Origine del Ferro nel Mantello Terrestre

È plausibile supporre che gran parte del ferro attualmente presente nel mantello terrestre sia giunto dopo la riformazione del pianeta, probabilmente a seguito di un impatto cosmico catastrofico. Ma da dove proviene questo oggetto carico di ferro? Attraverso il confronto dei rapporti isotopici di diversi corpi del Sistema Solare, i ricercatori sono riusciti a stilare una potenziale “lista degli ingredienti” per Theia, rintracciando così la sua origine. Le variazioni all’interno della gigantesca nube molecolare che ha dato vita al Sole e al suo disco protoplanetario miliardi di anni fa avrebbero favorito l’accumulo di diversi elementi e isotopi, contribuendo alla formazione della Terra e della Luna.
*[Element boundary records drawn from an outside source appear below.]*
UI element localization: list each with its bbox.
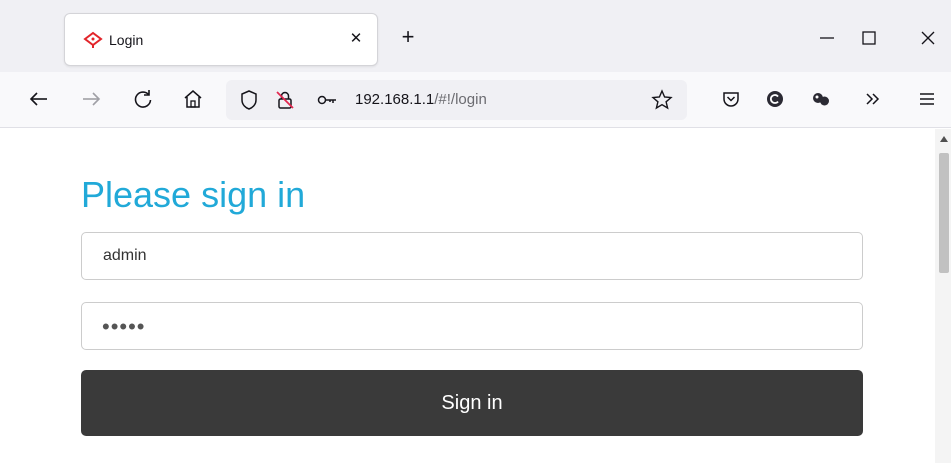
scroll-up-arrow-icon[interactable] (940, 136, 948, 142)
new-tab-icon[interactable]: + (397, 26, 419, 48)
extension-blob-icon[interactable] (808, 86, 834, 112)
insecure-lock-icon[interactable] (274, 89, 296, 111)
maximize-window-icon[interactable] (857, 26, 881, 50)
reload-icon[interactable] (130, 86, 156, 112)
tracking-protection-shield-icon[interactable] (238, 89, 260, 111)
url-text[interactable]: 192.168.1.1/#!/login (355, 91, 487, 108)
scrollbar-thumb[interactable] (939, 153, 949, 273)
browser-tab-login[interactable]: Login ✕ (64, 13, 378, 66)
forward-arrow-icon[interactable] (78, 86, 104, 112)
close-window-icon[interactable] (916, 26, 940, 50)
password-masked-value: ••••• (102, 314, 146, 339)
tab-title: Login (109, 32, 144, 48)
key-icon[interactable] (316, 89, 338, 111)
back-arrow-icon[interactable] (26, 86, 52, 112)
password-field[interactable] (81, 302, 863, 350)
extension-c-icon[interactable] (762, 86, 788, 112)
tab-strip: Login ✕ + (0, 0, 951, 72)
navigation-toolbar: 192.168.1.1/#!/login (0, 72, 951, 128)
url-path: /#!/login (434, 91, 487, 108)
sign-in-button[interactable]: Sign in (81, 370, 863, 436)
bookmark-star-icon[interactable] (651, 89, 673, 111)
more-tools-chevron-icon[interactable] (860, 86, 886, 112)
page-title: Please sign in (81, 174, 306, 215)
menu-hamburger-icon[interactable] (914, 86, 940, 112)
username-field[interactable] (81, 232, 863, 280)
address-bar[interactable]: 192.168.1.1/#!/login (226, 80, 687, 120)
url-host: 192.168.1.1 (355, 91, 435, 108)
home-icon[interactable] (180, 86, 206, 112)
pocket-icon[interactable] (718, 86, 744, 112)
tab-close-icon[interactable]: ✕ (345, 28, 367, 50)
router-favicon-icon (83, 31, 103, 48)
minimize-window-icon[interactable] (815, 26, 839, 50)
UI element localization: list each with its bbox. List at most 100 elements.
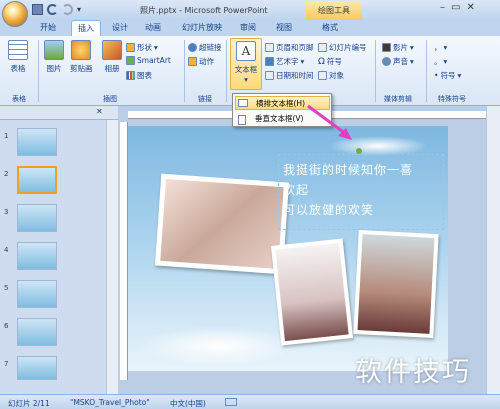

Rapporti Isotopici e Meteoriti

Questi rapporti isotopici, simili a una pastella per torta mal mescolata, sono rimasti inalterati nel tempo, fornendo una sorta di firma chimica per qualsiasi oggetto nato da quel materiale. La composizione chimica della Luna, ricca di ferro, cromo, calcio, titanio e zirconio, corrisponde a quella della Terra, spingendo i ricercatori a cercare altrove nel Sistema Solare per identificare rapporti isotopici distintivi. I meteoriti, in quanto rappresentanti specifici delle loro posizioni, fungono da capsule temporali cosmiche. Quelli provenienti dal Sistema Solare interno, noti come meteoriti non carbonacei (NC), sono rocciosi e privi di carbonio e altri materiali volatili a causa della loro vicinanza al Sole. Al contrario, i meteoriti del Sistema Solare esterno, chiamati condriti carbonacee (CC), si sono formati in ambienti più freddi, risultando più ricchi di carbonio e contenendo acqua intrappolata.

Conclusioni sulle Origini di Theia

In generale, i rapporti isotopici del mantello terrestre corrispondono a quelli dei meteoriti provenienti dal Sistema Solare interno. Tuttavia, gli isotopi attribuiti a Theia presentano rapporti finora sconosciuti, non allineandosi con i mattoni costitutivi della Terra. Lo scenario più convincente suggerisce che la maggior parte dei materiali costitutivi di Terra e Theia provenga dal Sistema Solare interno, come conclude Timo Hopp, autore principale e geoscienziato dell’MPS. È probabile che la Terra e Theia fossero vicine, e il resto, come si suol dire, è storia: il drammatico scontro tra questi corpi celesti ha dato origine alla Luna, che da allora si allontana dalla Terra a una velocità di circa 3,8 centimetri all’anno, un movimento paragonabile a quello di un bradipo. Questa ricerca è stata pubblicata sulla rivista Science, contribuendo a una comprensione più profonda delle origini del nostro sistema planetario.